Thank You, But I’m Already Fully Empowered

But empowering someone this way is a subtle way of communicating, “I’m still in power, and the only reason you have any power at all is because I granted a little of mine” – a patronizing and perhaps even belittling view of empowerment. The message is, “You don’t show up fully equipped to contribute – without me, your personal empowerment is insufficient.”

The reality is, we can’t empower people. They show up empowered and all we can do is suffocate their innate ability and desire to contribute, innovate, make decisions and generally be self-managed adults. Empowerment is the absence of the heavy hand, just like an apple seed only grows where you don’t put down plastic. The seed shows up empowered and ready to sprout. I can’t add anything. All I can do is smother it and keep it from sprouting.

But Give Me a Reason I Should Engage With You

Engagement, however, is all on us. While people show up empowered – it’s who they are, the seed is complete – they are likely to show up not engaged in any way. The apple seed can remain just a seed for a very long time if the conditions aren’t right to grow. In the same way, people will be in neutral until you give them a reason to use their empowerment to make the company better. Engagement is the addition of leadership, principles, resources, guidance, training, community, teams and incentives – like the addition of water, sun, fertilizer, and good soil are to growing the apple seed. The seed shows up fully complete and ready to grow, but won’t until it sees the right conditions to do so.

How To Engage People

Engagement requires that we do a very few things right. We must engage everyone in building a clear vision of where we are going, and require that they play a part in creating a plan to live it out.

Engagement also requires that we build an organizational model that encourages distributed decision-making and other forms of participation formerly reserved only for hierarchical managers.

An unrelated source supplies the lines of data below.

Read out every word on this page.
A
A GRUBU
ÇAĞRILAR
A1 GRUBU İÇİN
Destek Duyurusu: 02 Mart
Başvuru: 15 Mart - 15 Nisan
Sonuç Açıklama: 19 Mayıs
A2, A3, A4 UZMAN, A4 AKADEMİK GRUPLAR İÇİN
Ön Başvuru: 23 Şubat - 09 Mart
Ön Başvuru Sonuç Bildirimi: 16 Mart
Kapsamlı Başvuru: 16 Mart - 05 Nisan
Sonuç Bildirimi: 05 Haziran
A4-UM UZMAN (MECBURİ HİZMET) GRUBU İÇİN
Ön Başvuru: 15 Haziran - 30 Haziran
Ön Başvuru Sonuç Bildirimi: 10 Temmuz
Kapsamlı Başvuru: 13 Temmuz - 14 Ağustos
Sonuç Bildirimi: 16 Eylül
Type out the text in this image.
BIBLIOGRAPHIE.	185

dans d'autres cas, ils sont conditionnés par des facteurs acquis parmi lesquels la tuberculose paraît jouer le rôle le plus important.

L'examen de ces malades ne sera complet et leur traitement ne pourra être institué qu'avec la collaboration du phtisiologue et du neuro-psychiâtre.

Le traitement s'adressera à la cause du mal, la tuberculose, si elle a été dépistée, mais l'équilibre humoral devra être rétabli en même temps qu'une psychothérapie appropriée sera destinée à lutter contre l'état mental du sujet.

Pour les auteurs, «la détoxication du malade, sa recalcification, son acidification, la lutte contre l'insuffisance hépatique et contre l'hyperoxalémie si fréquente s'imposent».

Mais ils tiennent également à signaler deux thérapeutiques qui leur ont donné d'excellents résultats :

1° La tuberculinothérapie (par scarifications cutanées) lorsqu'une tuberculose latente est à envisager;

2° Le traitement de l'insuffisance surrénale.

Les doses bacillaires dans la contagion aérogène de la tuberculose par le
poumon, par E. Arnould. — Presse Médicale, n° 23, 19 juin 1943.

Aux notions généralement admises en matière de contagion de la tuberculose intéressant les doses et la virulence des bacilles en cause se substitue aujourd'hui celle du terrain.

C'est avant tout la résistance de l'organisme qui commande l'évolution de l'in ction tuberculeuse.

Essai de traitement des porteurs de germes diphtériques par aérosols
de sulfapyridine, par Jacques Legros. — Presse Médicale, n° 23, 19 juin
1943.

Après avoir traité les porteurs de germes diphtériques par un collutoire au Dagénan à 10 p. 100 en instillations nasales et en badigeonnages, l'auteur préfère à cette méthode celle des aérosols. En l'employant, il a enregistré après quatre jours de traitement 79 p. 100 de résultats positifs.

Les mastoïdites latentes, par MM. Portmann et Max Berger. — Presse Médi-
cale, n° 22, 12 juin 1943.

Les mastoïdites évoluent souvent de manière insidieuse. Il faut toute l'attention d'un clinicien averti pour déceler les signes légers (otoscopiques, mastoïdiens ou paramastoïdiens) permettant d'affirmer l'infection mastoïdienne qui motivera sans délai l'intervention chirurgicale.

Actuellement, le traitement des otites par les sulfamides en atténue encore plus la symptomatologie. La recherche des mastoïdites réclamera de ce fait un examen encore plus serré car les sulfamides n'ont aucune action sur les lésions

And if we expect people to be fully engaged, we need to invite them to have more control over their time, and to be treated like self-managed adults. We also need to be more deliberate about recognition, rewards, relationship-building experiences, and participation in incentives programs directly related to agreed upon results.

The Bottom Line

Empowerment is the absence of the heavy hand; the absence of black plastic over the seed. Engagement is the addition of reasons to get involved – leadership, vision, tools, values, resources, guidance, training, metrics, and relationships. Get out of the way and people will show you how empowered they already are.

Don’t waste time trying to empower people. They already are. Just give them a reason to be engaged, give them the resources they need to grow, and get out of the way. And watch your company take off.